While it was great that people asked me to be patient, I needed more help. The one thing I did on my own was decide to see a psychiatrist. He prescribed me a small dosage of Lorazepam. Believe it or not, until I took that drug, I was insanely thinking about whether I could turn back time, to avoid the one moment when I hurt my ears. I am a very stable 52 year old, with a family, and yet I was in the shower day after day trying to turn back time, like a madman. Can you imagine this? I was up at night blaming myself and feeling truly desperate. However, the medication allowed me to calm down a few weeks. In the two months that have passed thus far, the clogged feeling is less, the ringing is a little bit less, and the strange numbness and needle feelings are almost gone.
I am hopeful for improvement, but there is something more important: if I had to live with how I feel now, I would feel lucky, and embrace life. I did not feel that way before I got on the medication, and was insanely thinking that I could not live my life. The medication allowed me to overcome my desperation and anxiety over this truly disturbing mistake I made hurting my ears.

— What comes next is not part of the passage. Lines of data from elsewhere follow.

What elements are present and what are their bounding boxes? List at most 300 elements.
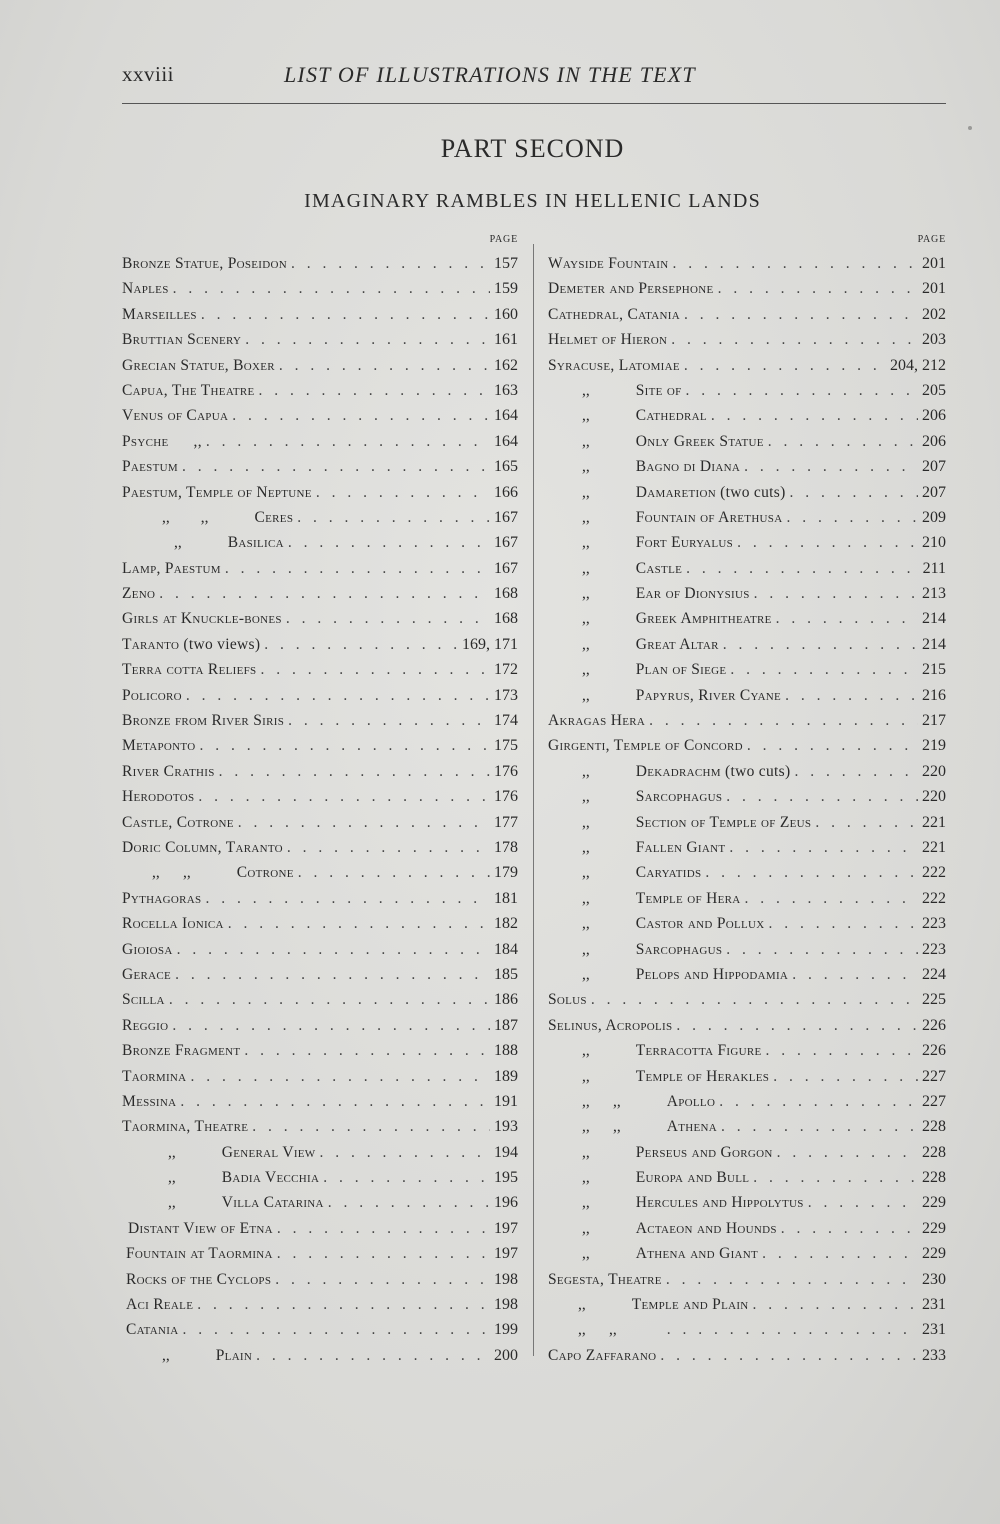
page-number: 222 [922,889,946,907]
page-number: 220 [922,762,946,780]
illustration-entry [122,581,518,606]
illustration-entry [548,1089,946,1114]
dot-leader [747,733,918,758]
dot-leader [762,1241,918,1266]
dot-leader [205,886,490,911]
dot-leader [287,835,490,860]
entry-label: Perseus and Gorgon [635,1143,773,1161]
illustration-entry [122,683,518,708]
ditto-mark: ,, [582,762,590,780]
illustration-entry [548,1013,946,1038]
illustration-entry [122,1343,518,1368]
illustration-entry [548,251,946,276]
dot-leader [726,937,918,962]
page-number: 222 [922,864,946,882]
entry-label: Herodotos [122,788,195,806]
page-number: 233 [922,1346,946,1364]
ditto-mark: ,, [582,381,590,399]
entry-label: Castle [635,559,683,577]
illustration-entry [122,962,518,987]
dot-leader [206,429,490,454]
dot-leader [773,1064,918,1089]
entry-label: Villa Catarina [221,1194,324,1212]
page-number: 226 [922,1016,946,1034]
entry-label: Marseilles [122,305,197,323]
page-number: 221 [922,813,946,831]
dot-leader [288,530,490,555]
dot-leader [225,556,490,581]
page-number: 166 [494,483,518,501]
page-folio: xxviii [122,62,175,86]
dot-leader [323,1165,490,1190]
entry-label: Ear of Dionysius [635,585,750,603]
entry-label: Badia Vecchia [221,1169,320,1187]
illustration-entry [122,429,518,454]
entry-label: Aci Reale [126,1296,194,1314]
dot-leader [591,987,918,1012]
dot-leader [754,581,918,606]
dot-leader [672,251,918,276]
ditto-mark: ,, [168,1143,176,1161]
illustration-entry [122,1064,518,1089]
illustration-entry [122,657,518,682]
page-number: 215 [922,661,946,679]
page-number: 178 [494,838,518,856]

In other words, it took two long months to make some progress here, and I think many here will agree that I still need to wait many more months. I am now at the point where I realize that my mistake is just another mistake along my road that I must accept, learn from, and move on. I can honestly tell you that the some dosage of Lorazepam was very instrumental in allowing me to regain my sanity, and to be patient.
One thing I would strongly suggest is to see a number of ear doctors before doing anything. Hearing ear doctors explain the science was helpful.
The people here on this site are wonderful human beings. Reading their words sometimes makes me cry with happiness as their sympathetic nature. There is not enough attention to ear problems in this country. One day, we should organize to have mandatory national education in grammar school. I cannot undo my mistake at the gun range, but every child should understand the seriousness of this, no less than the serious need to wear a seat belt. Our society is seriously missing the chance to save others from making the stupid mistake I made.
For those in despair: Please remember that your life is precious. Destiny has given you this one ride here. Every day is a gift. Think about the many war veterans who still embrace life even after losing limbs. Be strong.
Thank you to all of your for being great, supportive human beings. I will leave for now by strongly encouraging those in true despair (as I was) to please see a psychiatrist and consider getting a very low dose of anti-anxiety medication to help get you through the early months. Those early months are truly disturbing, and help is available. You have this site, and doctors, who know what they are doing. Of course, like any drug, you must be careful and watch out for side effects. But in my case, the Lorazepam allowed me to break away from a totally destructive, useless and insane fixation with trying to go back in time and avoiding the mistake I made.